Ma, berjalannya waktu tak menghentikan peranmu dalam membesarkanku. Bahkan semakin aku besar, semakin terasa arti dirimu untukku. Kau selalu hadir dalam setiap cerita suka dukaku. Kau siapkan bahu untuk bersandar saat aku merasa letih, baik itu fisikku maupun psikisku. Perhatian dan kasih sayangmu bukan abal-abal dan tak pernah mengenal pamrih. Tulus, itu yang kurasakan dari semua yang kauberikan padaku.
Teringat aku akan surat Luqman ayat 14 yang aku baca:
"Dan Kami perintahkan kepada manusia (agar berbuat baik) kepada kedua orang tuanya. Ibunya telah mengandungnya dalam keadaan lemah yang bertambah-tambah, dan menyapihnya dalam usia dua tahun. Bersyukurlah kepada-Ku dan kepada kedua orang tuamu. Hanya kepada Aku kembalimu."

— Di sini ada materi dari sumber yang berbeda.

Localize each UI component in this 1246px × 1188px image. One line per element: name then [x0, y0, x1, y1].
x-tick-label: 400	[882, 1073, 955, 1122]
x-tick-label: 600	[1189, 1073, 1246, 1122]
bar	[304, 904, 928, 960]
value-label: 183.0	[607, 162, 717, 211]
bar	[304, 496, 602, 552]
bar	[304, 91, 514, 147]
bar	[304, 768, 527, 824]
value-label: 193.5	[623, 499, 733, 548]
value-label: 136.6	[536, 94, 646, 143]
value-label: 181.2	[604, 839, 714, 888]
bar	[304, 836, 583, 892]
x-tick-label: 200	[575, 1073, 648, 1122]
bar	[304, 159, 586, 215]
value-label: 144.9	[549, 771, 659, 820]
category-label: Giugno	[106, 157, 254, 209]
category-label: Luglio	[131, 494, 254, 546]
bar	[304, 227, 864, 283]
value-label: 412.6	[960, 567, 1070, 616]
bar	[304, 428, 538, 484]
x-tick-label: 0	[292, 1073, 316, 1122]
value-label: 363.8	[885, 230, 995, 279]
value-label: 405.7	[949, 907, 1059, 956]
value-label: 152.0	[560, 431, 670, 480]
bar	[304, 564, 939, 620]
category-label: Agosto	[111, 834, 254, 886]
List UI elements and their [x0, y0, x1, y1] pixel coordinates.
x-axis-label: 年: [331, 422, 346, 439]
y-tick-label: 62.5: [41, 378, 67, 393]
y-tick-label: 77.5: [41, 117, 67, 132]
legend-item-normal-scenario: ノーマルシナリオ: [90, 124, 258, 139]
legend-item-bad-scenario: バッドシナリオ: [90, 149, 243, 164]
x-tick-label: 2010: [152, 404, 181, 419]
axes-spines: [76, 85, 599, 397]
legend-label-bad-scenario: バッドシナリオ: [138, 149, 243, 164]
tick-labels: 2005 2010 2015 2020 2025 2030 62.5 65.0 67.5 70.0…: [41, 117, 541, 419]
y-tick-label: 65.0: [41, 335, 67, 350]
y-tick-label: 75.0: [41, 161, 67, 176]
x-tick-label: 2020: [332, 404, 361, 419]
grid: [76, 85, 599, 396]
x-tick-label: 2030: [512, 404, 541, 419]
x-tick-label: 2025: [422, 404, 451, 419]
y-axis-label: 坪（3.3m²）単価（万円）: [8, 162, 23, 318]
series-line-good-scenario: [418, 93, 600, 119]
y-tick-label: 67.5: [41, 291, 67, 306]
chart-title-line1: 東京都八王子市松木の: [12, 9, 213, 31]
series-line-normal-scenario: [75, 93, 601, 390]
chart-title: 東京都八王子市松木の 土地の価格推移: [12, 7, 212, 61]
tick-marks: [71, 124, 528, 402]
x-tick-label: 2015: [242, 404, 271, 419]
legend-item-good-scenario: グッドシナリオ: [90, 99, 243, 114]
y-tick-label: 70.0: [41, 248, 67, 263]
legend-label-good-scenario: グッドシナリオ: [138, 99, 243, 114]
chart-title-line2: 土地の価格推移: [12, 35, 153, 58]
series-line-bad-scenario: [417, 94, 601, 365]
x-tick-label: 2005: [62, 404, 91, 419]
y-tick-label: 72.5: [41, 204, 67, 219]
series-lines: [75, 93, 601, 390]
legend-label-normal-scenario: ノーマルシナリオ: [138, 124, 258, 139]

Aku bersyukur pada Allah, karena memilikimu, Ma. Semoga baktiku padamu, menjadi jalanku untuk meraih cinta dan rida Allah. Dan saat kau tak ada lagi di sisiku, semoga setiap amal ibadahku bisa membuatmu bahagia di alammu kini. Kini hanya doa-doa yang mampu aku berikan untukmu. Dulu aku memohon ridamu dalam setiap langkah hidupku. Ridamu, Ma, semoga menjadi jalanku menuju surga-Nya. [Ni]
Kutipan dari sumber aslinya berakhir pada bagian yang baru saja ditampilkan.